The Act provides for rights and obligations derived from the Convention, and its first 2 optional protocols, to be given effect in Scots law in the following ways:
- it places public authorities under a duty not to act incompatibly with the UNCRC requirements as defined in section 1, and provides legal remedies should they fail to do so (Part 2);
- it places public authorities, when exercising certain functions, under duties to publicly account for their compliance with, and efforts to go beyond, the UNCRC requirements – in particular it places the Scottish Ministers under a duty to produce, and periodically report against, a scheme setting out what they are doing to comply with their duty in relation to the UNCRC requirements and places a duty on certain other public authorities to produce periodic reports on their compliance with those requirements (Part 3);
- it requires statements to be made, when certain types of legislation are brought forward, about the legislation’s compatibility with the UNCRC requirements (Part 4, section 23);
- it requires that legislative words (whenever enacted) originating from the Scottish Parliament be read wherever possible in a way that is compatible with the UNCRC requirements and, where a compatible reading is not possible, it allows the courts to either (depending on when the incompatible words were enacted) strike the words down or make a declaration of their incompatibility (Part 4, sections 24 to 26);
- it sets up procedures for the courts to address questions about the compatibility of legislative words or public bodies’ actions with the UNCRC requirements (Part 5);
- it enables the Scottish Ministers to change the law, by regulations, to cure incompatibilities (or potential incompatibilities) with the UNCRC requirements (Part 6).
Relevant guidance
General Teaching Council for Scotland (GTCS) Standards for Registration: The Professional Standards 2021 include a section called “Being A Teacher in Scotland” which places an emphasis on the professional values of social justice, trust and respect, and integrity as being at the heart of what it means to be a teacher in Scotland. These values are integral to, and demonstrated through, your professional relationships and practice. Your practice should also create a safe, caring and purposeful learning environment which is welcoming and inclusive, well managed and well organised.

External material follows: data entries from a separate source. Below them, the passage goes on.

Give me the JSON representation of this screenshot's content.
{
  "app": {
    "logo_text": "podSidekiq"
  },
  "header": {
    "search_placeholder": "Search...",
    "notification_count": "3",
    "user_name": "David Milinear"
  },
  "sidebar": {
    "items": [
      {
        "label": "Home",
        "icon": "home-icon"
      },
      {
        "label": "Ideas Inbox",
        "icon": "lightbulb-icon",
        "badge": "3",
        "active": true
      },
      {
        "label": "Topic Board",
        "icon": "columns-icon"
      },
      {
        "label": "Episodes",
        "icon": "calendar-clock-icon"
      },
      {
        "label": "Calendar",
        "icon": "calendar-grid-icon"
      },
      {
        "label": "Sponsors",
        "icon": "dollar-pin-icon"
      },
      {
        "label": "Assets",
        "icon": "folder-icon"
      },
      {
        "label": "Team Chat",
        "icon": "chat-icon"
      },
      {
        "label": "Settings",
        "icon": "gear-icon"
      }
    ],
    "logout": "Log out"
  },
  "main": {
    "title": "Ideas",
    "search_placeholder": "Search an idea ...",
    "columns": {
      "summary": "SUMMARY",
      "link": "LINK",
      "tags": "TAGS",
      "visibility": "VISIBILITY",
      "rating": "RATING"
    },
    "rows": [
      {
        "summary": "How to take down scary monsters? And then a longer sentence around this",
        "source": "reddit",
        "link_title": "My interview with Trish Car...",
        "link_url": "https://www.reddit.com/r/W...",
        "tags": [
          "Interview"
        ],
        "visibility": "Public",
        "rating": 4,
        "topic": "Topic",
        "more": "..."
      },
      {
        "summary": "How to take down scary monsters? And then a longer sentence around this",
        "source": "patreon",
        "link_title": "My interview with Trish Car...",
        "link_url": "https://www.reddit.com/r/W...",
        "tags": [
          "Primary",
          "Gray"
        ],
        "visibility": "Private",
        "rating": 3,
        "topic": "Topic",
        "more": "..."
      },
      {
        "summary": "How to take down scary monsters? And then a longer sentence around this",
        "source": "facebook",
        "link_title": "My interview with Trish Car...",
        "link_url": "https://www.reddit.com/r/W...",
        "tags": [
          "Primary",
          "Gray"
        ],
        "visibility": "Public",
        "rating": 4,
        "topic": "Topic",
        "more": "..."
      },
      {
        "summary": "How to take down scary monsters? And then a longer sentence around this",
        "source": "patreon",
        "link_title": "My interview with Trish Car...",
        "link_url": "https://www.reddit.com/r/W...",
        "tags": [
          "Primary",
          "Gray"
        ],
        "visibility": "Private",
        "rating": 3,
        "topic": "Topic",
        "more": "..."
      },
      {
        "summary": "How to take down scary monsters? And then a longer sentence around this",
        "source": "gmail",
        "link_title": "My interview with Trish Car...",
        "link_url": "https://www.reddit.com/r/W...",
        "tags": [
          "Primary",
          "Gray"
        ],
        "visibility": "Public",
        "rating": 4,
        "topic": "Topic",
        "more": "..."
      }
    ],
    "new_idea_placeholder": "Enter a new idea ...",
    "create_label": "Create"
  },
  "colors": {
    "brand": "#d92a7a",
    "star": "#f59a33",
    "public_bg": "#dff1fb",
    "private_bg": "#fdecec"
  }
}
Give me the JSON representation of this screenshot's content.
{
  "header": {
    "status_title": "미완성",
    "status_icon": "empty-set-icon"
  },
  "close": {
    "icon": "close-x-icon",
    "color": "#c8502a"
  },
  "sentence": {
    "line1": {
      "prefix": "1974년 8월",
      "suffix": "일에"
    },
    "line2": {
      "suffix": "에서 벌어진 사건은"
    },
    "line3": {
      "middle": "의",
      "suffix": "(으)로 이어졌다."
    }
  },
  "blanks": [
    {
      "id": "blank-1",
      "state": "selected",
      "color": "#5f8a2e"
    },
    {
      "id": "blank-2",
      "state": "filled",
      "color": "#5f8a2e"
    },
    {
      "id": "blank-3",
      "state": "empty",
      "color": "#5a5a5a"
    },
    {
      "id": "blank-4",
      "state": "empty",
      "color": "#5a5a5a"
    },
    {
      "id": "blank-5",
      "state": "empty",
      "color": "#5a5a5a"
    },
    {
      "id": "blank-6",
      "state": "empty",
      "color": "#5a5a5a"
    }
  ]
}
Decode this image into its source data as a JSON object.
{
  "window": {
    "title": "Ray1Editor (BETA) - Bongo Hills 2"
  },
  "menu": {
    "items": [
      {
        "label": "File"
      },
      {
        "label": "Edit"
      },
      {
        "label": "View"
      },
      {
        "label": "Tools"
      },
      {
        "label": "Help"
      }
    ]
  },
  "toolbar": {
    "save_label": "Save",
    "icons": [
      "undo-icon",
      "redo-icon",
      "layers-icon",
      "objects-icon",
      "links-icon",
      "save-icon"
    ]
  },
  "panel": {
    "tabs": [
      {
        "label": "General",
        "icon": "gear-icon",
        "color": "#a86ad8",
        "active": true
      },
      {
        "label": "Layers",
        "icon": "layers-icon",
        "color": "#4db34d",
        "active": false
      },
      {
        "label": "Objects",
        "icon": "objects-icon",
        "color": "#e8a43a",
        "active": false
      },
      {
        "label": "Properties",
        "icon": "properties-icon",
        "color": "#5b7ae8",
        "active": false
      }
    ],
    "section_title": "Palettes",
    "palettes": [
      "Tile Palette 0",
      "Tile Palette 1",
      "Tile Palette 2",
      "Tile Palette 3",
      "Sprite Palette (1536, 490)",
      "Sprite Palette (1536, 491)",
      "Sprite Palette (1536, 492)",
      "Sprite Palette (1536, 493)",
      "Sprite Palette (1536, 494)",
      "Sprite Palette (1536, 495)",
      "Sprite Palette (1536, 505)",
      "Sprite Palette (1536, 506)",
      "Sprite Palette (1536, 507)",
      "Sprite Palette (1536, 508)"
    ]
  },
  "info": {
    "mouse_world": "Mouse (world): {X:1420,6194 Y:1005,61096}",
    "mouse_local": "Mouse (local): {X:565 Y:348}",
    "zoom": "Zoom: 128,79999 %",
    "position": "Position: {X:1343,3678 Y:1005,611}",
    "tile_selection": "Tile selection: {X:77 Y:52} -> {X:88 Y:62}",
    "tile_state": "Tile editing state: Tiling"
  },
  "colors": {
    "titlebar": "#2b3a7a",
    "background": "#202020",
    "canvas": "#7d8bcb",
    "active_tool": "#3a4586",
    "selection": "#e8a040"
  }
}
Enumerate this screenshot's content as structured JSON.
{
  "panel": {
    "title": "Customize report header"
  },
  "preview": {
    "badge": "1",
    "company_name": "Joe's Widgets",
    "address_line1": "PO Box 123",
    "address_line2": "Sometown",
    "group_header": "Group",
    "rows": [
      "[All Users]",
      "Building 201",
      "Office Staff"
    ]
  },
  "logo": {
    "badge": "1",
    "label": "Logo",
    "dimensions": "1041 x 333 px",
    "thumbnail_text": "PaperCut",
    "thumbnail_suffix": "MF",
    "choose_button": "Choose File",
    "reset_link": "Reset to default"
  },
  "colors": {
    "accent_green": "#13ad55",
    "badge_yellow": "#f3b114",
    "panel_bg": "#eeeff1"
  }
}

Respect for All is the national approach to anti-bullying for Scotland ’s children and young people. Updated in 2024, It includes an explicit commitment to addressing prejudice‑based bullying, which includes homophobic, biphobic, and transphobic bullying behaviours.
How Good Is Our School?: Meeting the needs of all learners, and ensuring that all learners are reflected in their education, sits across all of the Quality Indicators in How Good Is Our School? 4 from Leadership and Management, through Learning Provisions, to Successes and Achievements. Specifically, Quality Indicator 3.1 ‘Ensuring Wellbeing, Equality, and Inclusion’ asks schools “To what extent does our school celebrate diversity? “ And “How well does our school ensure that the curriculum is designed to develop and promote equality and diversity, eliminate discrimination? “
As such, embedding LGBT inclusive education within the school setting from leadership and senior management level to the classroom, with a representative curriculum designed to develop and promote equality and diversity, will in turn strengthen inclusion and equality outcomes within the school community.
Information for parents and carers
Lgbteducation.scot: The national platform provides links to guidance from trade unions, LGBT organisations, and national parent and carer groups
Parentclub provides a range of information for parents and carers about LGBT and Gender Identity, including sources of support, advice and information.